Récemment, Binance a fait un mouvement majeur pour assurer son avenir en Grèce en déposant une demande de licence MiCA.
Il a effectué cette démarche à Athènes et espère obtenir une position qui lui permette d'opérer légalement dans toute l'UE (Union Européenne). Cette initiative intervient juste au moment où les régulateurs en France ont lancé un avertissement aux entreprises qui n'ont pas encore respecté les nouvelles normes.
Pour certains spéculateurs, le dépôt de Binance pour une licence MiCA en Grèce pourrait sembler un choix inhabituel au premier abord.
Athènes n'est pas connue comme le centre de la finance européenne comme Paris, la Suisse ou Francfort. Cependant, la Grèce offre un processus d'examen accéléré qui est très attractif pour de grandes entreprises comme Binance.
🚨 Binance travaille à la conformité avec l'UE en recherchant une licence MiCA via la Grèce. pic.twitter.com/N81WtDE9Bt
— DustyBC Crypto (@TheDustyBC) 23 janvier 2026
Les responsables grecs ont déjà collaboré avec de grandes sociétés comptables comme Ernst & Young et KPMG pour examiner ces demandes. Et si la Commission du marché des capitaux hellénique approuve la requête, la plateforme pourra utiliser un cadre de « passporting ».
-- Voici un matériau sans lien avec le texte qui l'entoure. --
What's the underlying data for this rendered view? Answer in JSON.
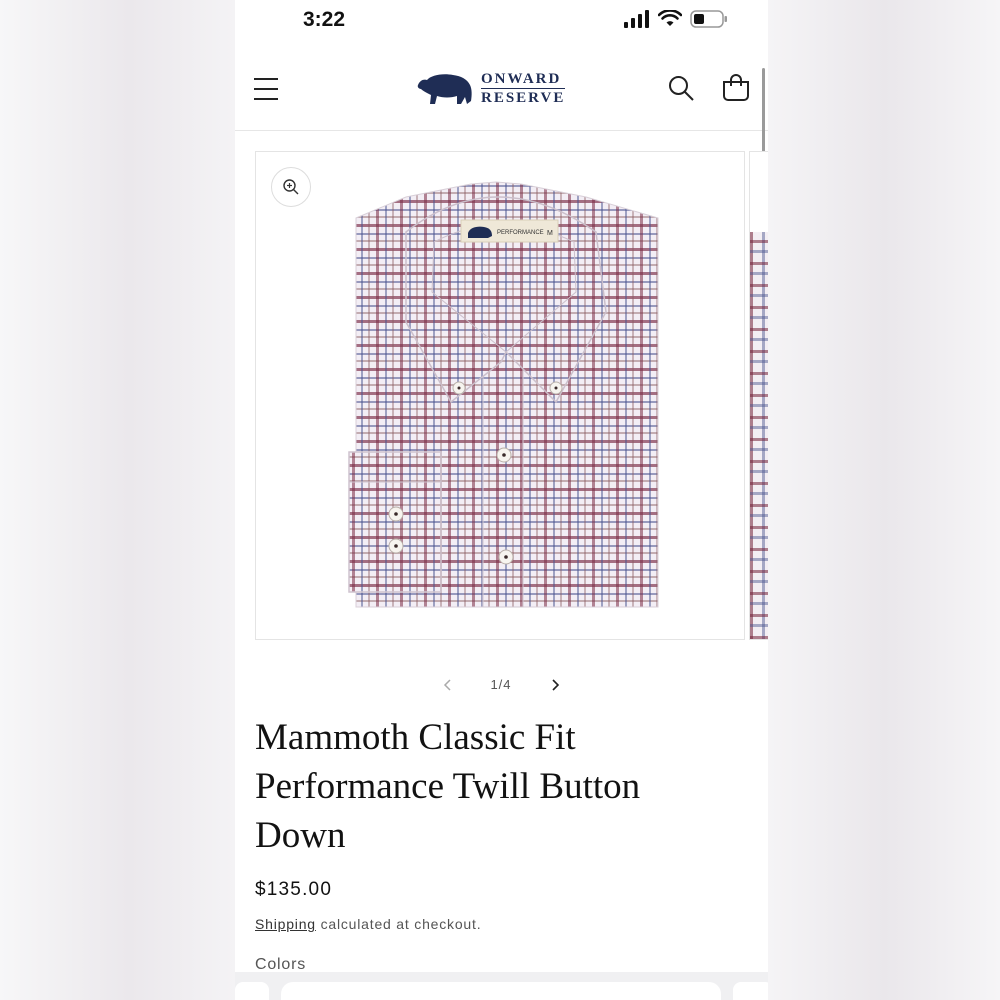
{
  "status_bar": {
    "time": "3:22"
  },
  "header": {
    "brand_line1": "ONWARD",
    "brand_line2": "RESERVE",
    "menu_icon": "hamburger-menu-icon",
    "search_icon": "search-icon",
    "cart_icon": "cart-icon"
  },
  "gallery": {
    "zoom_icon": "zoom-in-icon",
    "counter": "1/4",
    "shirt_label_brand": "PERFORMANCE",
    "shirt_label_size": "M",
    "colors": {
      "maroon": "#7a2a43",
      "navy": "#4a548f",
      "base": "#f3eef5"
    }
  },
  "product": {
    "title": "Mammoth Classic Fit Performance Twill Button Down",
    "price": "$135.00",
    "shipping_link": "Shipping",
    "shipping_rest": " calculated at checkout.",
    "colors_label": "Colors"
  }
}
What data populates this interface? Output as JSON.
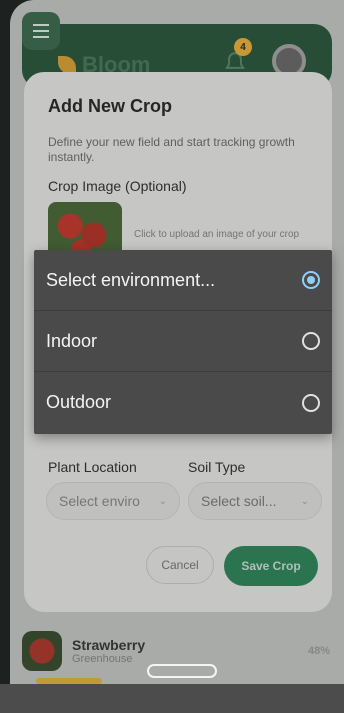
{
  "app": {
    "logo_text": "Bloom",
    "notification_count": "4"
  },
  "modal": {
    "title": "Add New Crop",
    "description": "Define your new field and start tracking growth instantly.",
    "crop_image_label": "Crop Image (Optional)",
    "upload_hint": "Click to upload an image of your crop",
    "plant_location_label": "Plant Location",
    "plant_location_value": "Select enviro",
    "soil_type_label": "Soil Type",
    "soil_type_value": "Select soil...",
    "cancel_label": "Cancel",
    "save_label": "Save Crop"
  },
  "dropdown": {
    "options": [
      {
        "label": "Select environment...",
        "selected": true
      },
      {
        "label": "Indoor",
        "selected": false
      },
      {
        "label": "Outdoor",
        "selected": false
      }
    ]
  },
  "crop_list": {
    "items": [
      {
        "name": "Strawberry",
        "location": "Greenhouse",
        "progress": "48%"
      }
    ]
  },
  "colors": {
    "brand_green": "#2f8a5d",
    "radio_accent": "#8fd0f7",
    "badge": "#f0b63a"
  },
  "icons": {
    "menu": "menu-icon",
    "bell": "bell-icon",
    "avatar": "avatar",
    "chevron": "chevron-down-icon",
    "radio": "radio-icon"
  }
}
Pour faire simple, obtenir une seule approbation en Grèce signifie que Binance pourra commercialiser ses services à plus de 450 millions de personnes à travers l'UE.
Pour un géant mondial comme Binance, obtenir une licence couvrant 27 pays est une victoire majeure à long terme.
Par ailleurs, alors que certaines entreprises avancent, d'autres prennent du retard.
Le régulateur financier français (l'AMF) a récemment souligné que 90 entreprises crypto enregistrées dans le pays ne disposent toujours pas d'une licence MiCA.
Le régulateur a été très clair sur les conséquences et indique que les entreprises doivent soit se conformer aux nouvelles règles, soit cesser complètement leurs activités en France.
Cet avertissement a été une source majeure de pression pour l'industrie, surtout à l'approche de la date limite du 1er juillet.
Binance, de son côté, a déjà commencé à modifier ses services pour anticiper ces menaces.
L'année dernière, elle a restreint le copy trading pour les utilisateurs européens et limité certains produits liés à des stablecoins non réglementés.
L'Allemagne et les Pays-Bas mènent actuellement la course à l'octroi de ces nouveaux permis. Les données montrent que l'Allemagne a délivré 43 licences jusqu'à présent, tandis que les Pays-Bas en ont délivré 22.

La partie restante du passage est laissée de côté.